If the marketing campaign for Independence Day: Resurgence mirrored the content of the film itself, Roland Emmerich would've hosted a press screening within Area 51, presented E.T. and Chewbacca as special guests, and ignited more fireworks than the opening ceremony of the Olympics and New Year's Eve celebrations combined.
In contrast to the grandiose concept of the sequel to the 1996 classic, marketing for the movie has been glaringly disproportionate. 20 years have passed, and we're salivating at the prospect of Emmerich going even bigger and more explosive than before. Yet, looking around, the number of Independence Day: Resurgence reviews available is much lower than expected.
Interestingly, this is because 20th Century Fox has restricted routine press screenings, a decision that is surprising for a film with more CGI than you could shake a Mothership at, and a budget in the region of $200 million.

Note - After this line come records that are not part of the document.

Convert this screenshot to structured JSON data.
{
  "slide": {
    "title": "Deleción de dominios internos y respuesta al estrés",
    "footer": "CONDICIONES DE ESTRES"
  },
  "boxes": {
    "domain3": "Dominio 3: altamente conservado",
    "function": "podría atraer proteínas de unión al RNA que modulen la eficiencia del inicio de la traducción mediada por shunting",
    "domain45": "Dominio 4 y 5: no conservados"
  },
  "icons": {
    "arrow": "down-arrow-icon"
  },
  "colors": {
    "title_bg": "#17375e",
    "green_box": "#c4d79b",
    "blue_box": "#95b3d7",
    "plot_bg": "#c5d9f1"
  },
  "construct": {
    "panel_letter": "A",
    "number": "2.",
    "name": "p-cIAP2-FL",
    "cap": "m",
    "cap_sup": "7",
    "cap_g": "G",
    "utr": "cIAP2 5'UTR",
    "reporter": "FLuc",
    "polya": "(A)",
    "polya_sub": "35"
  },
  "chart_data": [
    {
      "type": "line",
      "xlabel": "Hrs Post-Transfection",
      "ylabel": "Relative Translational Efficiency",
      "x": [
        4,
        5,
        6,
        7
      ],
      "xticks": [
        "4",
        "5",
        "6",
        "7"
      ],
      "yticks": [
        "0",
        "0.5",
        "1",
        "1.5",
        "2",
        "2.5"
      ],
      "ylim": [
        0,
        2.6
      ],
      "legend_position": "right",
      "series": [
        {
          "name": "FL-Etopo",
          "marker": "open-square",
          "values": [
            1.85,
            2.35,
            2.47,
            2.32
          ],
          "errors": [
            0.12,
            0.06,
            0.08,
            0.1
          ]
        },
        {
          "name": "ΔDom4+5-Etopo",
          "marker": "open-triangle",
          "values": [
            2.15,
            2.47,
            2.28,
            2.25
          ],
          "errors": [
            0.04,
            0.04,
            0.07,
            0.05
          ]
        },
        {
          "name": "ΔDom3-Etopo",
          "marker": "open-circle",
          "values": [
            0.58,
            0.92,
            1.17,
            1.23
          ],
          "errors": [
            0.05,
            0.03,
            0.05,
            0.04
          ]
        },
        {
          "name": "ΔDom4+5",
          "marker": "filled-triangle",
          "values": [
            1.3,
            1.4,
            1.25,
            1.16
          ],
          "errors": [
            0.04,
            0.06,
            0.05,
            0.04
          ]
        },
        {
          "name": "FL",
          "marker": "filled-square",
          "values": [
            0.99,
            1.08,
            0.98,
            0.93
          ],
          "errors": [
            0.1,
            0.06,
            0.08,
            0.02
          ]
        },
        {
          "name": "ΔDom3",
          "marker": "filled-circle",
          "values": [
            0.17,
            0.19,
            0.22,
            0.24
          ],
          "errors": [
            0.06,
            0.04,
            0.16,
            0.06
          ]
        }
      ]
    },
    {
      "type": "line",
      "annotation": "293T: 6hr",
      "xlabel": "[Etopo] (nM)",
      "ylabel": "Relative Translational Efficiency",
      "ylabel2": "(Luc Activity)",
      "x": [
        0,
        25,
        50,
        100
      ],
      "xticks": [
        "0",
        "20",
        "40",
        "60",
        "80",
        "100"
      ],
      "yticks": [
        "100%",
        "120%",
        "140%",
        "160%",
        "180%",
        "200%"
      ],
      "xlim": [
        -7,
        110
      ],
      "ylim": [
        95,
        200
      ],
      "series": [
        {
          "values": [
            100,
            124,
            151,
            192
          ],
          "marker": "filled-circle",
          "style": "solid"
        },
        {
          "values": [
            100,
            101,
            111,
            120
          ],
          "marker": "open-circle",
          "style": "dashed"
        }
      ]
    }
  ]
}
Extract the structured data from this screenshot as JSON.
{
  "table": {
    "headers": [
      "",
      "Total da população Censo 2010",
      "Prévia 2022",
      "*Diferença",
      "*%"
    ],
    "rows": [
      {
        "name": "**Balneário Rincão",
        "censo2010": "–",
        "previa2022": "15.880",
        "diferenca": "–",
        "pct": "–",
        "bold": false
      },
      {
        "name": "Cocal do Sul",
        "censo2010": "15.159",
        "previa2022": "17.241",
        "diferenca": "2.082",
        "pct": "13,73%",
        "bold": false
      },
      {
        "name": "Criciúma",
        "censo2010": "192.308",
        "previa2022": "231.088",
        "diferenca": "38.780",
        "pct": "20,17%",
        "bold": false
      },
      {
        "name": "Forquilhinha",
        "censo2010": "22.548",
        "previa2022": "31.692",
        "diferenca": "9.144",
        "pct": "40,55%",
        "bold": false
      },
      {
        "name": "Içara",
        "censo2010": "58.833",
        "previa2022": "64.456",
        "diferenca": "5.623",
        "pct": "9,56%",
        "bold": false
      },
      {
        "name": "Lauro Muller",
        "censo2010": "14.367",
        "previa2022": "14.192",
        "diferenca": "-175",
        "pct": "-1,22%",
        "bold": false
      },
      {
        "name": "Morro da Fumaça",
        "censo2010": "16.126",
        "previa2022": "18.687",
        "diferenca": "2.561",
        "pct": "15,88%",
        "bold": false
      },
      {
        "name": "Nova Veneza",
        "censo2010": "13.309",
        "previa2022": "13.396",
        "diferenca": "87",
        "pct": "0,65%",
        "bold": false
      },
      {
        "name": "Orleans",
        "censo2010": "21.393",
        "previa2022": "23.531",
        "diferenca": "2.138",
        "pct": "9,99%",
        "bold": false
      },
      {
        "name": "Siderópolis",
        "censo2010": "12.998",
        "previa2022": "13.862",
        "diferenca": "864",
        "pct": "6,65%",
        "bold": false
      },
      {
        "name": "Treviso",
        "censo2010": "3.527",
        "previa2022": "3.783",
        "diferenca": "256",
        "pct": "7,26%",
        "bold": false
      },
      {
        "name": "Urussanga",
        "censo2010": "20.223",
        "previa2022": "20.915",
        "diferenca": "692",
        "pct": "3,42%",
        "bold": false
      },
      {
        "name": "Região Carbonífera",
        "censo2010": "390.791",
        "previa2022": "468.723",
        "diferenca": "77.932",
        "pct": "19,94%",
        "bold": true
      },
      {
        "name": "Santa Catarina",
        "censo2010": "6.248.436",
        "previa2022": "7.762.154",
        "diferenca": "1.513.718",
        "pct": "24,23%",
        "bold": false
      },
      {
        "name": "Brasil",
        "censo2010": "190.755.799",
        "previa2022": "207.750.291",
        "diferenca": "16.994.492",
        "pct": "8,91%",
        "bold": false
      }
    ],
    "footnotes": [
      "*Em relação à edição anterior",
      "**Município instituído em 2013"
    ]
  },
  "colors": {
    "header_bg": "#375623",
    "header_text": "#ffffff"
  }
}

A Lack Of Independence Day: Resurgence Publicity
Instinctively, the assumption is that Fox is deliberately guarding the final product from critics, in the knowledge that potential indifferent reviews could chip away two decades worth of enthusiasm and have a damaging impact on the box office too. Look on Rotten Tomatoes, and the film has no rating, good nor bad, despite being released in a matter of days.
But in reality, this could be a clever tactical ploy, exhibiting recognition of recent debates surrounding the disparity between critics and audiences. Could it be a ripple effect from the fallout surrounding Batman v Superman and X-Men: Apocalypse, two films that suffered from scathing criticism?
Zack Snyder's second attempt at directing a DCEU film with BvS was panned by critics, resulting in a lowly 27% on Rotten Tomatoes. Yet financially, the film was nowhere near a flop; it earned $872.7 million worldwide, and many fans enjoyed repeated viewings.
Apocalypse, another Fox property, also had the wind taken out of its sails prior to release. On this occasion, Fox opted for early press screenings, a plan that backfired when the film was received poorly. Again, though, many fans enjoyed the film, and to date it has grossed $508.8 million worldwide.
The Changing Landscape Of Critical Reviews
Such is the status of Rotten Tomatoes, much of the discussion surrounding a film's release centers around how well it's performing on the review aggregator. With that in mind, Fox may be banking on having a gravitational pull bigger than Mothership 2.0, that'll attract audiences who are thirsty for nostalgia.
There's no doubt social media and websites like Rotten Tomatoes have changed the landscape of critical acclaim. Even average views can translate into a rotten rating overall, and Fox may have decided no reviews are better than middle range to negative ones in the run-up to the release of Resurgence.
The bare minimum we'd like to see from the sequel is hinted at heavily in the trailer. Let's make no qualms about it, Independence Day was an enjoyable popcorn flick, and if Emmerich's follow up can provide lighthearted escapism in the same way, then I for one will be leaving the cinema with an elevated heart rate and a childlike smile.
For Now, We Wait
The eventual reception versus audience numbers should give some indication to what Fox's strategy was in the low profile promotion. Let's hope they are so confident audiences will be blown away by what they see, they've decided to choose a side in the fan versus critic debate, focusing on the former. At least there are only a couple of days left to wait.
Independence Day: Resurgence is release on 24 June.
Do you pay attention to reviews? Or would you watch your chosen film irrespective of what the critics think?